In July, Canaccord Genuity Inc. released a report on efficiency gains in the Marcellus (see Shale Daily, July 17). Similar to other shale plays across the country, analysts found that lateral length, fracture stages and estimated ultimate recoveries (EUR) all shared a correlation. In a case study, Canaccord found that longer laterals on wells drilled by Cabot Oil & Gas Corp. — currently the state’s second largest producer — had led to a 52% increase in EURs between 2008 and 2013. The report showed that Cabot wells drilled with a 2,100 foot lateral had a 2.38 Bcf EUR in 2008, while wells drilled with a 4,666 foot lateral increased the EURs to 3.62 Bcf in 2013.
“Cabot’s Susquehanna acreage is one of the very best assets in the U.S.; the company’s drilling and [hydraulic fracturing] design efficiencies have increased stated EUR per lateral foot, while at the same time relentlessly lowering cash cost structure,” Canaccord said. “While part of this is due to the power of the resource, the drill and completion [D&C] has changed significantly in terms of lengths and stages.”
Dennis Degner, director of completions engineering at Range Resources Corp., said many of the technologies being applied in the Marcellus are not new or novel. Instead, he said the formation’s reception to those techniques has driven gains below the surface, while operators have focused heavily on increasing production and cutting costs above it. For example, he said in 2013 Range moved away from multiple separators and vapor destruction units at its wells in Pennsylvania, choosing to install equipment that captured more vapor from the well.
“Success begets success. We got to a place where we started drilling longer laterals and understanding our landing target better,” Degner said. “Completion design improved and we started to generate better well results. Along with that came more condensate and more vapors to manage off the condensate.”
A six-well pad brought online earlier this year without vapor destruction units and more efficient surface equipment led to more than 1 MMcf/d of tank vapors that were previously lost, he said. Other commonplace techniques, such as automated choke systems, 24/7 remote control centers that allow real-time monitoring and switching from solar panels at well sites to thermal electric generators powered by natural gas from the pad have led to immense gains.
Degner and Ashmun both said remote operation centers have helped their companies to get ahead of problems before they occur, mitigate weather-related production issues and better allocate manpower to sites that need the most attention.
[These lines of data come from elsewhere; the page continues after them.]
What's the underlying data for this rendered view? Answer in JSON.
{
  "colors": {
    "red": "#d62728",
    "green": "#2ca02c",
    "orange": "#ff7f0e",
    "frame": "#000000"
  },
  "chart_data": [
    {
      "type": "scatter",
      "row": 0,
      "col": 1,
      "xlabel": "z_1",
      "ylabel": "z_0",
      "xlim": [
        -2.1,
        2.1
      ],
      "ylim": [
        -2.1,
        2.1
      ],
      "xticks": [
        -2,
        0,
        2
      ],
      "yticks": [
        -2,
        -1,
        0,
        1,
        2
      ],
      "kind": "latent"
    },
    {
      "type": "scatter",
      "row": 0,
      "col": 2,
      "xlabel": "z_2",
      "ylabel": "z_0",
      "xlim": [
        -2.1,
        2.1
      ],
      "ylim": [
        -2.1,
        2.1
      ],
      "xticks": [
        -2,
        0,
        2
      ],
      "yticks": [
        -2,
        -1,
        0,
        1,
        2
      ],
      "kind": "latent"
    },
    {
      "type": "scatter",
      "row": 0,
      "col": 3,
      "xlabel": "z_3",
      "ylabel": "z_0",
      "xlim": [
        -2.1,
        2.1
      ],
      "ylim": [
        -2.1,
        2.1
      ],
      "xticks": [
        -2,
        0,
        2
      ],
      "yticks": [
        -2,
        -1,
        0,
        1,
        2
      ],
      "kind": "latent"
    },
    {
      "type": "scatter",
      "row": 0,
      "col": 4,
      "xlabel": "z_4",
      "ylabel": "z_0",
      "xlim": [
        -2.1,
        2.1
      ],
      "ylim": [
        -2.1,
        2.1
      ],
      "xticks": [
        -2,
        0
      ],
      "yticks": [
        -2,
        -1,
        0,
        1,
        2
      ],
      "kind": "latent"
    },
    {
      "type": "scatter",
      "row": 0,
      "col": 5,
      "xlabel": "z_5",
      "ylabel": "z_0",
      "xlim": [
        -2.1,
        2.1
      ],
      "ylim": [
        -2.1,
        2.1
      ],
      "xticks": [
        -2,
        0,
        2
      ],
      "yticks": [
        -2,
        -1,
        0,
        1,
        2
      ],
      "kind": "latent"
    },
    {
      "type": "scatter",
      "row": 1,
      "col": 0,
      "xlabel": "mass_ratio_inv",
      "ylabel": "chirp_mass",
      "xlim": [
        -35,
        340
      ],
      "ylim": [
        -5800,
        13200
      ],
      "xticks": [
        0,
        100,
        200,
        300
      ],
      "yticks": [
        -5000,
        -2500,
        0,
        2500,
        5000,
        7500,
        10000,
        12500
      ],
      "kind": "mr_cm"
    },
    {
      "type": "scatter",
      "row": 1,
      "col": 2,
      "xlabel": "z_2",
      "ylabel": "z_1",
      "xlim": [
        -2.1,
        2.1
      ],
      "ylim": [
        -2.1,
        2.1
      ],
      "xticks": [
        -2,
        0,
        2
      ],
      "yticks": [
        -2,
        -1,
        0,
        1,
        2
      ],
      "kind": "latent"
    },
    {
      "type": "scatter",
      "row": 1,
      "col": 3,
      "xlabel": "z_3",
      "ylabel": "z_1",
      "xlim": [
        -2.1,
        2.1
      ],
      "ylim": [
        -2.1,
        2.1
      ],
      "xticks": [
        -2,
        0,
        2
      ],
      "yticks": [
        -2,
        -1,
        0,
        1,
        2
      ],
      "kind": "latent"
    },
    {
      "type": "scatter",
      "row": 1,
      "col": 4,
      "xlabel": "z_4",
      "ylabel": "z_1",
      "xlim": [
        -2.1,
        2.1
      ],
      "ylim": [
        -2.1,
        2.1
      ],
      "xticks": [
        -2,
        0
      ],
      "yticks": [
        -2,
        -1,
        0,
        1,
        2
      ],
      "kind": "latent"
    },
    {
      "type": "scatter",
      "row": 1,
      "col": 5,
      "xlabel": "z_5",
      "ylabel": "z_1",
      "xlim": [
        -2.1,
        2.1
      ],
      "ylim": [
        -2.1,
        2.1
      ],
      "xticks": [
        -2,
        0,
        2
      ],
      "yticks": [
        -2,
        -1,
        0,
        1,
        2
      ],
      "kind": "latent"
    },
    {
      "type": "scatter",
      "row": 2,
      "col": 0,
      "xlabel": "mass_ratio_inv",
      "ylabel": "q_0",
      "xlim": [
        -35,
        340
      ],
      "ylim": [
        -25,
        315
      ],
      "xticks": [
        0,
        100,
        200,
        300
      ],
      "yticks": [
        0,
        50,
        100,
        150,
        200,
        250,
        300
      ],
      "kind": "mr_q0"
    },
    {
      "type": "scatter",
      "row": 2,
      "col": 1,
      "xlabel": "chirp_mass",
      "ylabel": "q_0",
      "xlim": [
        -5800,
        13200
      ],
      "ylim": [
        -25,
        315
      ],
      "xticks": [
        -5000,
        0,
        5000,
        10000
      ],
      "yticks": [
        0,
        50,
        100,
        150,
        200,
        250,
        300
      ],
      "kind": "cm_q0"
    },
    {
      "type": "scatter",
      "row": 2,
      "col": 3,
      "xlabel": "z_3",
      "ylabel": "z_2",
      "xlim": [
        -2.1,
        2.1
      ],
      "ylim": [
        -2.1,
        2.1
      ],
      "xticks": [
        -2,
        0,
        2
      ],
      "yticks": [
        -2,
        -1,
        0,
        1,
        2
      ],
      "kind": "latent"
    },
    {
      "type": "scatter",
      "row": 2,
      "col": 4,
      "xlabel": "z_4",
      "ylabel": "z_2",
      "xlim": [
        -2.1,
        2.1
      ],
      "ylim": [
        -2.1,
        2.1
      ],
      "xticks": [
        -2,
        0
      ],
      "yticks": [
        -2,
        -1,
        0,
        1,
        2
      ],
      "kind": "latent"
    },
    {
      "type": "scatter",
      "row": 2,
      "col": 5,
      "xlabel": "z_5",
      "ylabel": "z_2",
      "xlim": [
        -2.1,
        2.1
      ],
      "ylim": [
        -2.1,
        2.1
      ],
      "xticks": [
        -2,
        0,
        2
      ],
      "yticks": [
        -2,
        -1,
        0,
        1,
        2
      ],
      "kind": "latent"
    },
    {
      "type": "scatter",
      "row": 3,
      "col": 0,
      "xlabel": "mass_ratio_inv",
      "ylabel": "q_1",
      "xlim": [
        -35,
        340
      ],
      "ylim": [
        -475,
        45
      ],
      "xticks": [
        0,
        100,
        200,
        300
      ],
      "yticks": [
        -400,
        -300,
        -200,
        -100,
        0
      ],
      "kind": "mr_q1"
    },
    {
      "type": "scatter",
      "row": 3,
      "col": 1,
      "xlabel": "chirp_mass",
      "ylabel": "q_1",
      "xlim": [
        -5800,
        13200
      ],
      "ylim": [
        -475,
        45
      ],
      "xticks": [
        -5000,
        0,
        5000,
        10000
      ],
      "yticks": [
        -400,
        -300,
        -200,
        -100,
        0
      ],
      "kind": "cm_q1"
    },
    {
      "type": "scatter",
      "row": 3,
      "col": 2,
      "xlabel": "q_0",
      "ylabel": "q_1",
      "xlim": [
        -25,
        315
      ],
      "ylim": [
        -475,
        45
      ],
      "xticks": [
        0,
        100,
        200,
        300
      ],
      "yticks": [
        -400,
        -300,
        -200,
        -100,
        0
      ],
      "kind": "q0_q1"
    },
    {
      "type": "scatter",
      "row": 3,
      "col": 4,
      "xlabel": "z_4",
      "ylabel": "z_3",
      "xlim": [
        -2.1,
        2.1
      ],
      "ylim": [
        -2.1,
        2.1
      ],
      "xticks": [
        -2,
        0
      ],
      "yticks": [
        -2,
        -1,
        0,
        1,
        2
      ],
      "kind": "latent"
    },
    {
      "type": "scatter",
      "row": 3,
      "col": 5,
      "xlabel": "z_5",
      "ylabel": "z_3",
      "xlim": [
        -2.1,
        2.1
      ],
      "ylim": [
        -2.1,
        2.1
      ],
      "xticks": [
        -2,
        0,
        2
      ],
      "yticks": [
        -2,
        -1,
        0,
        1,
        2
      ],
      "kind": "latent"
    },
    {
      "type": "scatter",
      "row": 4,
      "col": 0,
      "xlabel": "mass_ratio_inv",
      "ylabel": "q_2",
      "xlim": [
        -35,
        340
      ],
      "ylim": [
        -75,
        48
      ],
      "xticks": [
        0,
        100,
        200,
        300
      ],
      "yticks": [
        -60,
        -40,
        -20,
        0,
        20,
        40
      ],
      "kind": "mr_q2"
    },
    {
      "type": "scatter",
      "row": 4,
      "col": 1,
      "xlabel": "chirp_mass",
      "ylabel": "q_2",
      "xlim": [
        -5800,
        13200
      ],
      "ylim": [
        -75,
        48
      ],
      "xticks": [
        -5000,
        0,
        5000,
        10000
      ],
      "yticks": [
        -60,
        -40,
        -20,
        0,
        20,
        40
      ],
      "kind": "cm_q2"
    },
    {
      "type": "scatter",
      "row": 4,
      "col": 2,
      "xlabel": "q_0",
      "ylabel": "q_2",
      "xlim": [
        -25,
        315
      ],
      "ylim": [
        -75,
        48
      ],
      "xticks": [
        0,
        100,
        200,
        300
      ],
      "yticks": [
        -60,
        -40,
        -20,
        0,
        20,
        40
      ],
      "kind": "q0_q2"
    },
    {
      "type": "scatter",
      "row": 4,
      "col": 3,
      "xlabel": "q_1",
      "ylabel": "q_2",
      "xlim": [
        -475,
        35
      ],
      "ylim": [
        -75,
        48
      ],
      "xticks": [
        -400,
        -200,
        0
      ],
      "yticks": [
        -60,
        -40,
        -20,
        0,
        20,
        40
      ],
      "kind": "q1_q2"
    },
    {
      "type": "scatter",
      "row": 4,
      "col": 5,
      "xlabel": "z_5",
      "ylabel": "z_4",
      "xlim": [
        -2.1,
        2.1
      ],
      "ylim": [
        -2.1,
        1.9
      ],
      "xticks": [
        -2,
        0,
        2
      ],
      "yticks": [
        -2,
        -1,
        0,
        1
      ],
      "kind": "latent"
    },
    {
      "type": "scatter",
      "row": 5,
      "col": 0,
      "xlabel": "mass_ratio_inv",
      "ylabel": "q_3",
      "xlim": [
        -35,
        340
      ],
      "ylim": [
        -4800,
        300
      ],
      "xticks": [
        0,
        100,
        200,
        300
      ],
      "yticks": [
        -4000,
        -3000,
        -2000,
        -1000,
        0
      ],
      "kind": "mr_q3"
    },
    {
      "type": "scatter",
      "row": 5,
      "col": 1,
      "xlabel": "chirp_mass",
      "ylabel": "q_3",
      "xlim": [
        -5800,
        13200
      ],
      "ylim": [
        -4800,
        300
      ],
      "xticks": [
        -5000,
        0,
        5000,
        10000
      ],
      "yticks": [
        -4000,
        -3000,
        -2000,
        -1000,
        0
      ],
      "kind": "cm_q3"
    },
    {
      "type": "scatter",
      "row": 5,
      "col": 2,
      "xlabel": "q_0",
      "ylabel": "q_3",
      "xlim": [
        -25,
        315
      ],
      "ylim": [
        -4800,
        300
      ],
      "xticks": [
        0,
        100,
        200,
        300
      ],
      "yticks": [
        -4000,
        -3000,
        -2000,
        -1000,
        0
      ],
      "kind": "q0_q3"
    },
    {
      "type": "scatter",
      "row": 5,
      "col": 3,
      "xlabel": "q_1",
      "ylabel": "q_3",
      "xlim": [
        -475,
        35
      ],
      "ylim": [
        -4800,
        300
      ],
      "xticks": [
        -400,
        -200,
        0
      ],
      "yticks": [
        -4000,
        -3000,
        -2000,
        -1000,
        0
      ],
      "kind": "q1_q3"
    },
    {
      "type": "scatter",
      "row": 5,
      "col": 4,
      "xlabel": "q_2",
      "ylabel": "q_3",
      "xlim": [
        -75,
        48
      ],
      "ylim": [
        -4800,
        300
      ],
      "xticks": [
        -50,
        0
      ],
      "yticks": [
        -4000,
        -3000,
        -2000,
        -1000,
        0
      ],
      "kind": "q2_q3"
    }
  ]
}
Degner added that Range’s electric generators have saved $670,000 in capital expenditures this year. “For a multi-million dollar development budget, that might not move the needle for some folks, but every dollar counts.”
Degner and Ashmun told NGI’s Shale Daily that D&C techniques in the Marcellus will continue improving, while the same success is likely to occur in the Utica and Upper Devonian shales in Pennsylvania, albeit at a slower pace as development is only just beginning in those formations.
“Every team is doing very similar work. There are different parameters driving different things,” Ashmun said. “The subsurface of the northern Marcellus is clearly different than the Utica, so there are different drivers. I will tell you my team believes we’re only in the third inning of our optimizations. So, if that’s where you are after four years, then our teams are still on the front end of the opportunities.”
Degner said the Utica is thousands of feet deeper than the Marcellus, and with a higher pressure regime, finding similar efficiencies will be difficult.
“I think there’s a lot of pieces that we have to figure out, asking ourselves what’s going to be the difference in when we drill the well and how it affects the completion,” Degner said. “It’s going to take a multidisciplinary approach. Our geology team has made tremendous strides in the Marcellus, but I think we’re in the first inning of the Utica and Upper Devonian.”